Whenever we meet...

~Dream~

Loving My Soulmate Scott
Joined
May 21, 2002
Posts
18,275
Clich'e sounding or not this poem comes from my heart and I'd really just appreciate honest feedback to improve it ,esp from wicked,Judo,senna,or Karma as I RESPECT YOU ALL HIGHLY...

Whenever we meet
Whenever we meet
I'll tremble inside,
like a branch on a tree,weakened from a storm
the thought of His touch,His kiss
His lips on mine

I now know His voice
It takes my breath away
I look forward to meeting Him
each and every single day

Breathless anticipation
Beads of sweat on my skin
I never knew that I...
Would be so touched by love..
 
Feedback as Requested

Whenever we meet
Whenever we meet

Why repeat the first line?
If you want to rhyme just
change a "meet" to "greet".


I'll tremble inside,
like a branch on a tree, weakened from a storm
the thought of His touch, His kiss
His lips on mine

Branches do not tremble inside, but a weakened
trunk might.


I now know His voice
It takes my breath away
I look forward to meeting Him
each and every single day

Why "now know" instead of
"know now"?

Why go for the rhyme when you
don't use it anywhere else?

Why use caps for your lover?
Usually when that is done then
the first person will be lower
case, as in a Dom/sub relationship.


Breathless anticipation
Beads of sweat on my skin
I never knew that I...
Would be so touched by love..

All in all I liked it as an offering to a lover. It may not be
GREAT poetry, but I would appreciate receiving it from
the one I value most.

Regards, Rybka
 
Re: Feedback as Requested

Rybka said:
Whenever we meet
Whenever we meet


Why repeat the first line?
If you want to rhyme just
change a "meet" to "greet".
My instant reaction was:

Why repeat the first line? If you want to rhyme just change 2nd "Whenever" to "Wherever":

            Whenever we meet
            Wherever we meet

Then, with the mood of the poem going down the drain, U may use     whomever     whatever,     then make some more up and turn your poem into a front rhyming form with special patterns in parallel to the end rhymes of the classical forms.

Regards,
 
I think you need to focus on what is different about your realtionship to the others that might have happened in your life. Trembling is not new. Breathless anticipation is so stale, poetically, that it shouldn't even be mentioned. I'm sure that it feels new, and I'm sure that, in a way, it is new. But you need to show us how it's new. When you try for a simile, don't write the first thing you think of. Tree limbs in a storm are done to death. I could think of things to suggest, but that wouldn't help you.

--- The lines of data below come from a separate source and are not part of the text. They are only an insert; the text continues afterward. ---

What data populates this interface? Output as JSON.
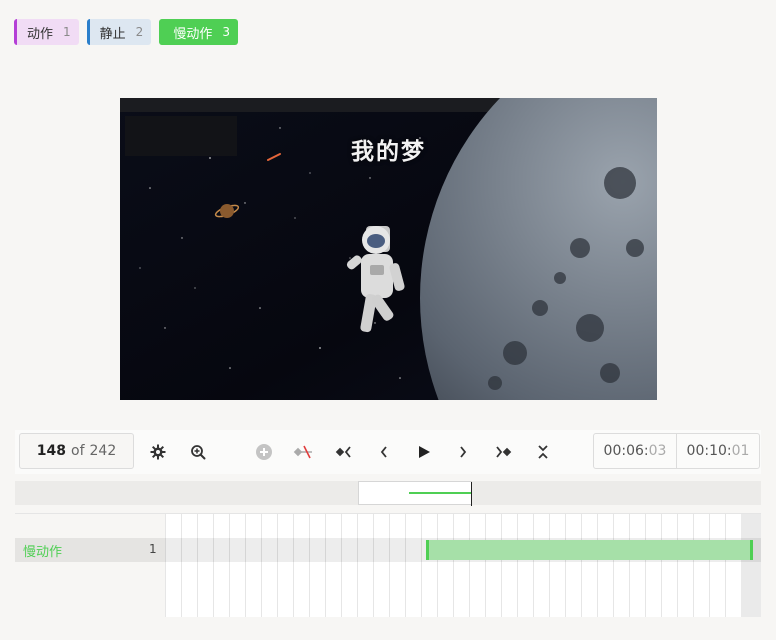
{
  "labels": [
    {
      "name": "动作",
      "count": "1",
      "color": "#b43fd6"
    },
    {
      "name": "静止",
      "count": "2",
      "color": "#2b7fcb"
    },
    {
      "name": "慢动作",
      "count": "3",
      "color": "#4fcf54"
    }
  ],
  "video": {
    "title": "我的梦"
  },
  "player": {
    "current_frame": "148",
    "of_text": "of",
    "total_frames": "242",
    "icons": [
      "gear-icon",
      "zoom-in-icon",
      "add-keyframe-icon",
      "remove-keyframe-icon",
      "prev-keyframe-icon",
      "prev-frame-icon",
      "play-icon",
      "next-frame-icon",
      "next-keyframe-icon",
      "collapse-icon"
    ],
    "current_time_main": "00:06:",
    "current_time_frames": "03",
    "duration_main": "00:10:",
    "duration_frames": "01"
  },
  "timeline": {
    "track_label": "慢动作",
    "track_count": "1",
    "segment_color": "#4fcf54"
  }
}
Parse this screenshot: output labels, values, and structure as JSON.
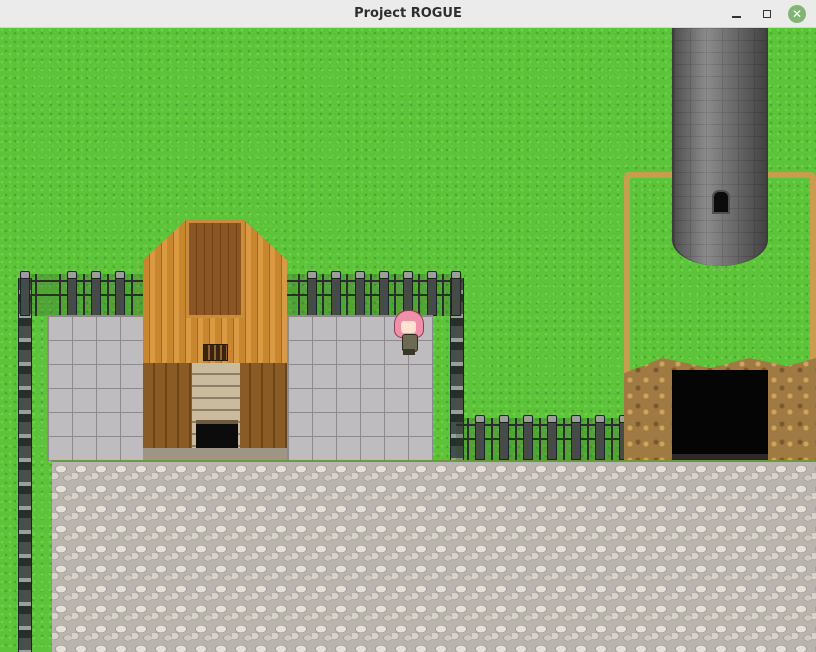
{
  "window": {
    "title": "Project ROGUE",
    "controls": {
      "minimize_icon": "minimize-icon",
      "maximize_icon": "maximize-icon",
      "close_icon": "close-icon",
      "close_glyph": "✕"
    }
  },
  "colors": {
    "titlebar": "#ebebeb",
    "close_button": "#82b573",
    "grass": "#5cc33a",
    "cobblestone": "#b9b4ad",
    "paving": "#bfbcc0",
    "roof": "#c8862f",
    "tower_stone": "#7b7b7b",
    "cliff": "#c99d4e",
    "hero_hair": "#f08fa8"
  },
  "scene": {
    "map_elements": [
      "grass-field",
      "cobblestone-road",
      "stone-paving-left",
      "stone-paving-right",
      "wooden-house",
      "stone-tower",
      "cliff-plateau",
      "cave-entrance",
      "iron-fence-top",
      "iron-fence-lower",
      "player-character"
    ]
  }
}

Clearly, the feeling is there, and that might be your problem. It's really hard to write about raw emotion. Generally, as a writer, it is easier to write about things you have distance from.

BTW, I am incredibly flattered to have your respect. Thank you, even though I can't imagine how I might have earned it.
 
karmadog said:
BTW, I am incredibly flattered to have your respect. Thank you, even though I can't imagine how I might have earned it.
Oh, she was joking (at least in my case). I like her sense of humor. She should use it in her poetry. Let me try myself:

    how i love this funker
    when s/he's not around

:)
 
Senna Jawa said:
Oh, she was joking (at least in my case). I like her sense of humor. She should use it in her poetry. Let me try myself:

    how i love this funker
    when s/he's not around

:)
Here we go:


            an ode to daffodil
            ------------------------------

            cruelly misunderstood daffodil
            so gentle so fragile so special
            the delicate delicate daffodil
            has no fuckin' sense of humor


                        Wlodzimierz Holsztynski ©
                              1996-02-10/11


Regards,
 
dream

Why don't you just concentrate on one part of your poem. I know hearing his voice for the first time was something you were excited about. Try a short poem about the first time you spoke with him.
I know! Let's play taboo. Once in a while we have taboo challenges. I'll give you a list of words that you cannot use in your poem. This will force you to be more creative. :)

No-no words:
desire, desirable
lust, lustful
passion, passionate
tremble
love
bliss, blissful
storm, thunder, lightening
(all tree parts)
breathless
lips
kiss
fire
burn, burning
flame
wet

If you need to express any of these words, then find some other way to say that word!